Georges Simenon foi um exímio contador de histórias, uma máquina de escrita imparável que criou um estilo inconfundível, preciso na descrição dos ambientes e das situações.
O escritor criou personagens intemporais em variadíssimos romances. Mas não há dúvida que a criação principal de Simenon é o comissário Maigret, a personagem mais humana e complexa da literatura policial, com o seu cachimbo característico (tal como o seu criador), um polícia que, ao contrário de Poirot ou Sherlock Holmes, não tem poderes especiais ou capacidades extraordinárias. É apenas um homem que quer compreender os outros, dos criminosos às vítimas, tanto nas ruas de Paris como noutras cidades da província.

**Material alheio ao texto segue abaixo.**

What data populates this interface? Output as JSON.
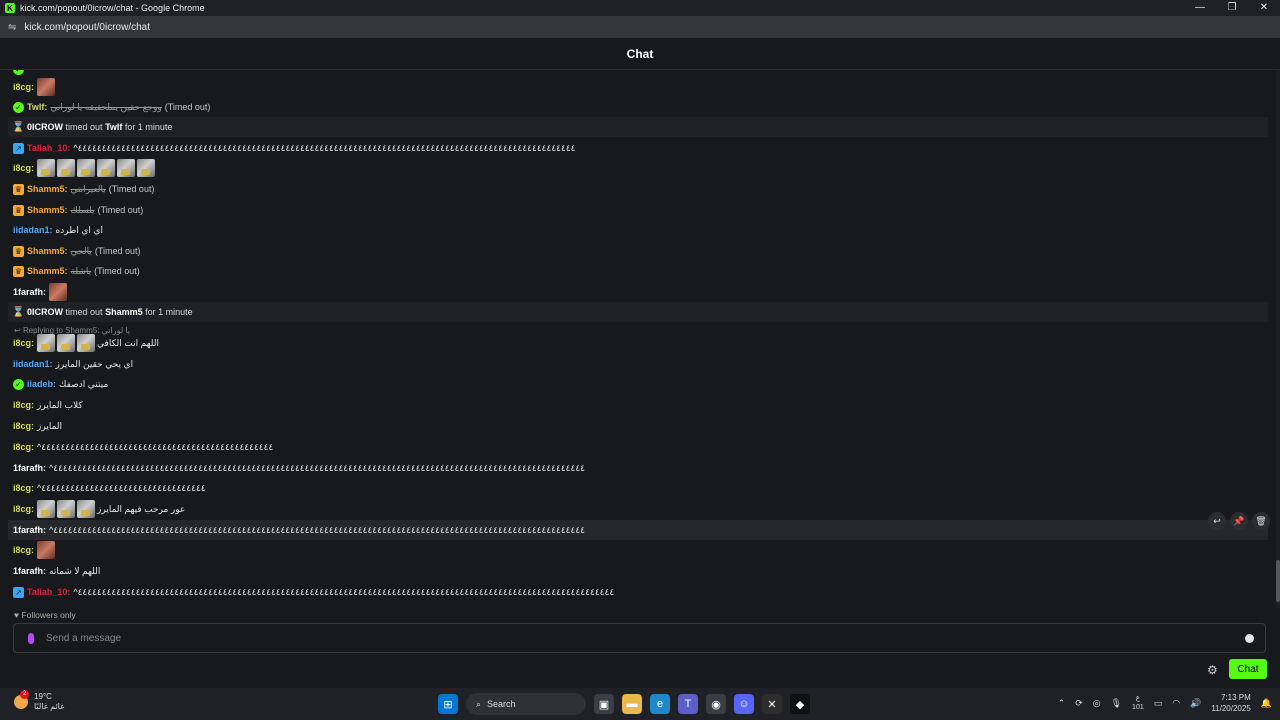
{
  "window": {
    "title": "kick.com/popout/0icrow/chat - Google Chrome",
    "url": "kick.com/popout/0icrow/chat",
    "controls": [
      "—",
      "❐",
      "✕"
    ]
  },
  "chat": {
    "header": "Chat",
    "messages": [
      {
        "user": "i8cg:",
        "text": ""
      },
      {
        "user": "Twlf:",
        "text": "ووجع حقين يملحقيقه يا لوراني",
        "timed_out": "(Timed out)"
      },
      {
        "actor": "0ICROW",
        "verb": "timed out",
        "target": "Twlf",
        "duration": "for 1 minute"
      },
      {
        "user": "Taliah_10:",
        "text": "^٤٤٤٤٤٤٤٤٤٤٤٤٤٤٤٤٤٤٤٤٤٤٤٤٤٤٤٤٤٤٤٤٤٤٤٤٤٤٤٤٤٤٤٤٤٤٤٤٤٤٤٤٤٤٤٤٤٤٤٤٤٤٤٤٤٤٤٤٤٤٤٤٤٤٤٤٤٤٤٤٤٤٤٤٤٤٤٤٤٤٤٤٤٤٤٤٤٤٤٤٤٤٤"
      },
      {
        "user": "i8cg:",
        "text": ""
      },
      {
        "user": "Shamm5:",
        "text": "يالعيرانتي",
        "timed_out": "(Timed out)"
      },
      {
        "user": "Shamm5:",
        "text": "يلسلك",
        "timed_out": "(Timed out)"
      },
      {
        "user": "iidadan1:",
        "text": "اي اي اطرده"
      },
      {
        "user": "Shamm5:",
        "text": "يالحي",
        "timed_out": "(Timed out)"
      },
      {
        "user": "Shamm5:",
        "text": "ياشلة",
        "timed_out": "(Timed out)"
      },
      {
        "user": "1farafh:",
        "text": ""
      },
      {
        "actor": "0ICROW",
        "verb": "timed out",
        "target": "Shamm5",
        "duration": "for 1 minute"
      },
      {
        "reply": "Replying to Shamm5: يا لوراني"
      },
      {
        "user": "i8cg:",
        "text": "اللهم انت الكافي"
      },
      {
        "user": "iidadan1:",
        "text": "اي يحي حقين المايرز"
      },
      {
        "user": "iiadeb:",
        "text": "ميتني ادصفك"
      },
      {
        "user": "i8cg:",
        "text": "كلاب المايرز"
      },
      {
        "user": "i8cg:",
        "text": "المايرز"
      },
      {
        "user": "i8cg:",
        "text": "^٤٤٤٤٤٤٤٤٤٤٤٤٤٤٤٤٤٤٤٤٤٤٤٤٤٤٤٤٤٤٤٤٤٤٤٤٤٤٤٤٤٤٤٤٤٤٤٤"
      },
      {
        "user": "1farafh:",
        "text": "^٤٤٤٤٤٤٤٤٤٤٤٤٤٤٤٤٤٤٤٤٤٤٤٤٤٤٤٤٤٤٤٤٤٤٤٤٤٤٤٤٤٤٤٤٤٤٤٤٤٤٤٤٤٤٤٤٤٤٤٤٤٤٤٤٤٤٤٤٤٤٤٤٤٤٤٤٤٤٤٤٤٤٤٤٤٤٤٤٤٤٤٤٤٤٤٤٤٤٤٤٤٤٤٤٤٤٤٤٤٤"
      },
      {
        "user": "i8cg:",
        "text": "^٤٤٤٤٤٤٤٤٤٤٤٤٤٤٤٤٤٤٤٤٤٤٤٤٤٤٤٤٤٤٤٤٤٤"
      },
      {
        "user": "i8cg:",
        "text": "عور مرحب فيهم المايرز"
      },
      {
        "user": "1farafh:",
        "text": "^٤٤٤٤٤٤٤٤٤٤٤٤٤٤٤٤٤٤٤٤٤٤٤٤٤٤٤٤٤٤٤٤٤٤٤٤٤٤٤٤٤٤٤٤٤٤٤٤٤٤٤٤٤٤٤٤٤٤٤٤٤٤٤٤٤٤٤٤٤٤٤٤٤٤٤٤٤٤٤٤٤٤٤٤٤٤٤٤٤٤٤٤٤٤٤٤٤٤٤٤٤٤٤٤٤٤٤٤٤٤"
      },
      {
        "user": "i8cg:",
        "text": ""
      },
      {
        "user": "1farafh:",
        "text": "اللهم لا شماته"
      },
      {
        "user": "Taliah_10:",
        "text": "^٤٤٤٤٤٤٤٤٤٤٤٤٤٤٤٤٤٤٤٤٤٤٤٤٤٤٤٤٤٤٤٤٤٤٤٤٤٤٤٤٤٤٤٤٤٤٤٤٤٤٤٤٤٤٤٤٤٤٤٤٤٤٤٤٤٤٤٤٤٤٤٤٤٤٤٤٤٤٤٤٤٤٤٤٤٤٤٤٤٤٤٤٤٤٤٤٤٤٤٤٤٤٤٤٤٤٤٤٤٤٤"
      }
    ],
    "followers_only": "Followers only",
    "input_placeholder": "Send a message",
    "send_label": "Chat"
  },
  "taskbar": {
    "weather_temp": "19°C",
    "weather_desc": "غائم غالبًا",
    "notification_count": "2",
    "search_label": "Search",
    "lang_top": "ع",
    "lang_bottom": "101",
    "time": "7:13 PM",
    "date": "11/20/2025"
  }
}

Simenon escrevia muito porque tinha de escrever. O seu ritmo de produção, em que conseguia fazer um livro numa semana, deu origem a muitos romances diferentes e singulares. No início dos anos 70 abandonou a ficção, e fez uma longa autobiografia que ditou por completo para um gravador.

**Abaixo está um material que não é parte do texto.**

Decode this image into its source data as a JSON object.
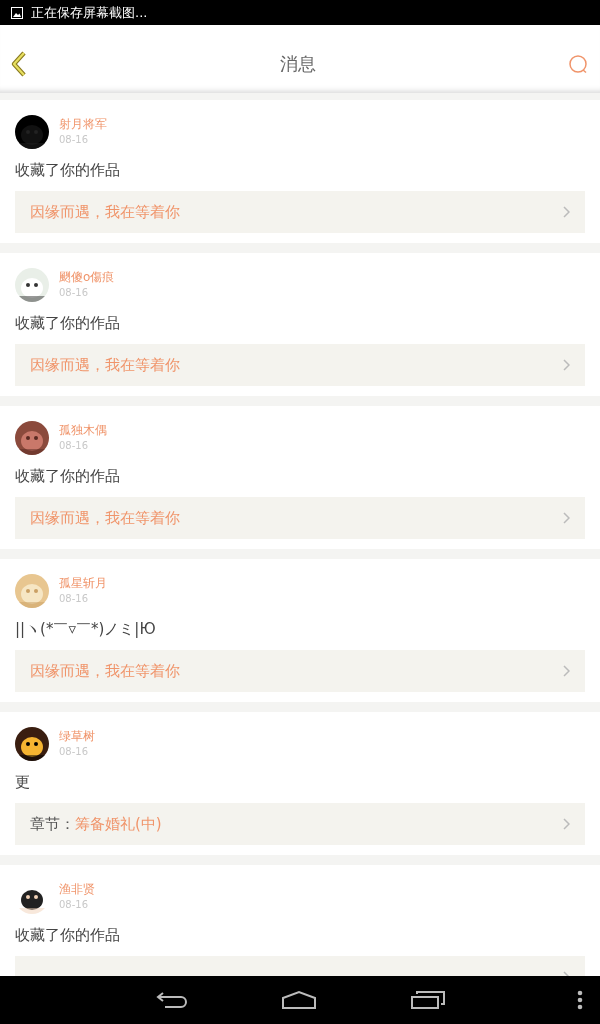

E mais tarde, o suicídio da filha Marie-Jo, em 1978, leva-o a escrever as Memórias Íntimas, publicadas no início dos anos 80 e traduzidas nessa década pela Livros do Brasil, onde fala, por exemplo, da relação que tem com a sua obra.
Os meus amigos, incluindo alguns sérios especialistas, espantam-se com a minha memória. Esqueço-me dos meus romances, mal os escrevo. Contudo, se os invocam na minha presença, logo me recordo do cenário que me envolvia na altura em que os escrevi, muitas vezes sem ser-me possível fixar a época e o local.
Georges Simenon criou uma obra ímpar e colossal, composta por centenas de livros entre histórias de Maigret e os outros romances, a que ele apelidou de “roman durs”, alguns policiais, outros dramas que vão ao âmago da experiência humana, como O Quarto Azul, história complexa de dois amantes, e O Homem Que Via Passar os Comboios, um estudo psicológico sobre o confronto de um homem comum com o sentimento de vingança.
Foi um autor reconhecido por alguns dos seus pares, recebendo, por exemplo, grandes elogios de André Gide e William Faulkner e, ao mesmo tempo, foi um favorito das massas. É ainda hoje um dos escritores mais populares do mundo, com mais de 500 milhões de livros vendidos. Os seus romances continuam a causar impacto em leitores de todo o mundo. Em Portugal, Simenon foi uma presença assídua nas livrarias graças, por exemplo, à coleção Vampiro. Nos últimos anos foram editados alguns títulos pela Relógio D’Água. Além dos dois já citados, destaque ainda para a reedição de Maigret Arma uma Ratoeira, uma das melhores histórias do comissário.
Além disso, Maigret continua a dar que falar na televisão e no cinema, como comprova a mais recente adaptação das suas histórias. Depois de Jean Gabin, Jean Richard, Bruno Cremer, Michael Gambon e Rowan Atkinson, foi Gérard Depardieu a vestir a pele do comissário em Maigret e a Rapariga Morta, estreado entre nós no início deste ano, realizado por Patrice Lecomte.
Os 120 anos do nascimento do escritor vão dar origem a muitas celebrações, enquanto novas edições dos seus livros continuam a surgir em vários países. Em Liège, a sua cidade-natal, vai acontecer o Printemps Simenon Festival, que de 8 a 11 de março vai homenagear a vida e a obra do criador de Maigret, e que tem um dos seus filhos, John Simenon, na organização. Da programação fazem parte encontros literários, exposições, sessões de cinema com as adaptações dos seus livros e ainda um passeio pelos lugares da infância do escritor.